P703 Risk of disease progression in patients with Crohn's disease after 7 years of follow-up in a Danish population-based inception cohort
Burisch J.*1, Vind I.2, Prosberg M.2, Dubinsky M.3, Siegel C.A.4, Bendtsen F.2, Vester-Andersen M.2,5
1North Zealand University Hospital, Department of Gastroenterology, Frederikssund, Denmark 2Hvidvore University Hospital, Gastrounit, medical section, Hvidovre, Denmark 3Susan and Leonard Feinstein IBD Clinical Center Icahn School of Medicine at Mount Sinai, Departments of Medicine and Pediatrics, New York, United States 4Dartmouth-Hitchcock Medical Center, Section of Gastroenterology and Hepatology, New Hampshire, United States 5Zealand University Hospital, Department of Medical Gastroenterology, Køge, Denmark
Crohn's disease (CD) is a progressive disease that over time can lead to the development of complications such as strictures or internal penetrating disease that will ultimately lead to surgery. Only few population-based studies have investigated the risk factors for disease progression in CD including the effect of smoking. We therefore sought to identify the risk factors associated with complicated CD in a Danish population-based inception cohort from the biological era.
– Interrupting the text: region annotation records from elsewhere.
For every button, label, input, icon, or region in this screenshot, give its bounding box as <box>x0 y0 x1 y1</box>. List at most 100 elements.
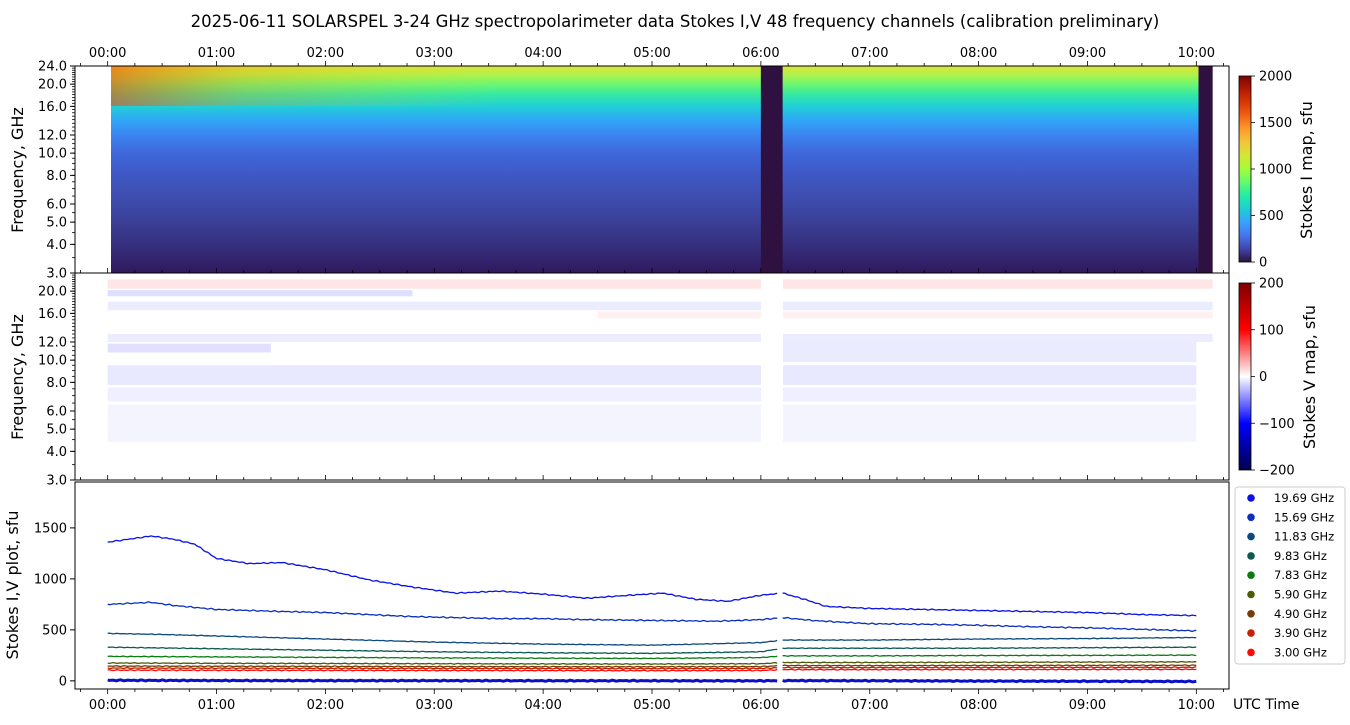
top-time-label: 09:00 <box>1069 46 1106 61</box>
y-tick-label: 12.0 <box>38 336 67 351</box>
stokes-i-panel: 3.0 4.0 5.0 6.0 8.0 10.0 12.0 16.0 20.0 24.0 00:0… <box>8 46 1230 282</box>
stokes-v-band <box>107 404 1197 442</box>
stokes-v-band <box>107 343 271 353</box>
bottom-time-label: 10:00 <box>1178 698 1215 713</box>
stokes-i-colorbar-ticks: 2000 1500 1000 500 0 <box>1251 70 1292 271</box>
legend-label: 7.83 GHz <box>1274 568 1327 582</box>
y-tick-label: 6.0 <box>46 405 67 420</box>
stokes-iv-series <box>107 535 1197 684</box>
stokes-v-band <box>782 342 1197 363</box>
y-tick-label: 16.0 <box>38 100 67 115</box>
colorbar-tick-label: −100 <box>1259 417 1295 432</box>
bottom-time-axis: 00:00 01:00 02:00 03:00 04:00 05:00 06:00 07:00… <box>80 689 1224 713</box>
top-time-label: 04:00 <box>524 46 561 61</box>
bottom-time-label: 00:00 <box>89 698 126 713</box>
stokes-v-colorbar-bar <box>1238 282 1252 471</box>
top-time-label: 00:00 <box>89 46 126 61</box>
series-line <box>107 660 1197 666</box>
legend-marker <box>1247 648 1255 657</box>
series-line <box>107 646 1197 655</box>
legend-marker <box>1247 513 1255 522</box>
legend-items: 19.69 GHz 15.69 GHz 11.83 GHz 9.83 GHz 7.83 … <box>1247 491 1334 659</box>
bottom-time-label: 02:00 <box>307 698 344 713</box>
colorbar-tick-label: 100 <box>1259 323 1284 338</box>
y-tick-label: 20.0 <box>38 285 67 300</box>
bottom-time-label: 04:00 <box>524 698 561 713</box>
stokes-v-colorbar: 200 100 0 −100 −200 Stokes V map, sfu <box>1238 277 1319 479</box>
series-line <box>107 601 1197 632</box>
legend: 19.69 GHz 15.69 GHz 11.83 GHz 9.83 GHz 7.83 … <box>1234 486 1346 665</box>
y-tick-label: 0 <box>59 674 67 689</box>
y-tick-label: 16.0 <box>38 307 67 322</box>
stokes-i-colorbar-label: Stokes I map, sfu <box>1297 101 1316 239</box>
legend-marker <box>1247 590 1255 599</box>
top-time-label: 10:00 <box>1178 46 1215 61</box>
y-tick-label: 20.0 <box>38 78 67 93</box>
series-line <box>107 668 1197 672</box>
stokes-i-y-ticks: 3.0 4.0 5.0 6.0 8.0 10.0 12.0 16.0 20.0 24.0 <box>38 60 75 282</box>
x-axis-label: UTC Time <box>1233 697 1299 713</box>
stokes-v-band <box>597 311 1213 319</box>
stokes-v-band <box>107 334 1213 342</box>
top-time-label: 07:00 <box>851 46 888 61</box>
y-tick-label: 12.0 <box>38 129 67 144</box>
y-tick-label: 4.0 <box>46 445 67 460</box>
bottom-time-label: 01:00 <box>198 698 235 713</box>
stokes-iv-panel: 0 500 1000 1500 00:00 01:00 02:00 03:00 04:00 05… <box>3 481 1299 713</box>
y-tick-label: 10.0 <box>38 354 67 369</box>
y-tick-label: 5.0 <box>46 423 67 438</box>
legend-marker <box>1247 571 1255 579</box>
bottom-time-label: 07:00 <box>851 698 888 713</box>
top-time-label: 01:00 <box>198 46 235 61</box>
y-tick-label: 10.0 <box>38 147 67 162</box>
top-time-label: 03:00 <box>416 46 453 61</box>
stokes-i-colorbar: 2000 1500 1000 500 0 Stokes I map, sfu <box>1238 70 1316 271</box>
stokes-iv-y-label: Stokes I,V plot, sfu <box>3 511 22 660</box>
legend-marker <box>1247 610 1255 618</box>
top-time-label: 05:00 <box>633 46 670 61</box>
top-time-axis: 00:00 01:00 02:00 03:00 04:00 05:00 06:00 07:00… <box>80 46 1224 273</box>
y-tick-label: 8.0 <box>46 169 67 184</box>
series-line <box>107 535 1197 617</box>
legend-box <box>1234 486 1346 665</box>
legend-label: 3.00 GHz <box>1274 645 1327 659</box>
colorbar-tick-label: 500 <box>1259 209 1284 224</box>
colorbar-tick-label: 1000 <box>1259 163 1292 178</box>
series-line <box>107 632 1197 647</box>
series-line <box>107 664 1197 668</box>
y-tick-label: 5.0 <box>46 216 67 231</box>
y-tick-label: 3.0 <box>46 474 67 489</box>
y-tick-label: 24.0 <box>38 60 67 75</box>
bottom-time-label: 09:00 <box>1069 698 1106 713</box>
stokes-v-panel: 3.0 4.0 5.0 6.0 8.0 10.0 12.0 16.0 20.0 Frequenc… <box>8 272 1230 489</box>
y-tick-label: 1500 <box>34 521 67 536</box>
stokes-v-band <box>107 290 413 297</box>
stokes-v-gap <box>761 276 783 478</box>
top-time-label: 06:00 <box>742 46 779 61</box>
series-line <box>107 654 1197 660</box>
stokes-v-band <box>107 387 1197 402</box>
legend-label: 3.90 GHz <box>1274 626 1327 640</box>
y-tick-label: 500 <box>42 623 67 638</box>
bottom-time-label: 05:00 <box>633 698 670 713</box>
stokes-i-gap-band <box>760 66 783 273</box>
stokes-v-band <box>107 301 1213 311</box>
y-tick-label: 4.0 <box>46 238 67 253</box>
legend-label: 5.90 GHz <box>1274 588 1327 602</box>
y-tick-label: 6.0 <box>46 198 67 213</box>
colorbar-tick-label: 2000 <box>1259 70 1292 85</box>
legend-label: 15.69 GHz <box>1274 510 1334 524</box>
bottom-time-label: 06:00 <box>742 698 779 713</box>
top-time-label: 02:00 <box>307 46 344 61</box>
legend-label: 19.69 GHz <box>1274 491 1334 505</box>
legend-marker <box>1247 629 1255 637</box>
stokes-iv-y-ticks: 0 500 1000 1500 <box>34 521 75 689</box>
stokes-i-gap-band <box>1198 66 1213 273</box>
legend-marker <box>1247 532 1255 541</box>
stokes-i-data-gaps <box>760 66 1213 273</box>
series-line <box>107 678 1197 684</box>
colorbar-tick-label: 0 <box>1259 256 1267 271</box>
y-tick-label: 1000 <box>34 572 67 587</box>
stokes-v-band <box>107 365 1197 385</box>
All incident patients diagnosed with CD or UC in a well-defined Copenhagen area 1.1.2003–31.12.2004 were registered and followed prospectively until 31.12.2011. Clinical data including medical and surgical treatment and disease phenotype according to the Montreal classification were registered. Disease progression in CD was defined as the first occurrence of a bowel stricture (B2) or internal penetrating disease (B3), defined by endoscopy, cross-sectional imaging or surgery, or the need for non-perianal surgery. Possible associations between disease progression and multiple covariates (age, gender, disease location, type of medical treatment, diagnostic delay and smoking status) were analysed by Cox regression analyses using the proportional hazard assumption.
The cohort consisted of 213 incident CD patients that were followed prospectively. Of those, a total of 165 (77%) patients had non-penetrating, non-stricturing disease behaviour (B1) at diagnosis and were included in the analysis. Of those with B1, 44 (27%) patients experienced progression of disease during the seven year follow-up: 21 (48%) B2, 5 (11%) B3, and 18 (41%) had surgery. Patients with ileal disease location (L1 or L3) had increased risk of disease progression (HR =2.1 CI95%: 1.1–4.0) as was also seen in patients who did not receive medical treatment during follow-up compared to those who did (HR =9.0 CI95%: 3.3–25.0). Other covariates including active smoking at the time of diagnosis were not associated with the risk for a disease progression.
In this population-based inception cohort of unselected CD patients one out of four patients with B1 behaviour at diagnosis experienced disease progression during follow-up. Clinical variables associated with the risk of progression were ileal disease location and not receiving medical treatment for CD. Smoking was not associated with the risk of disease progression in CD.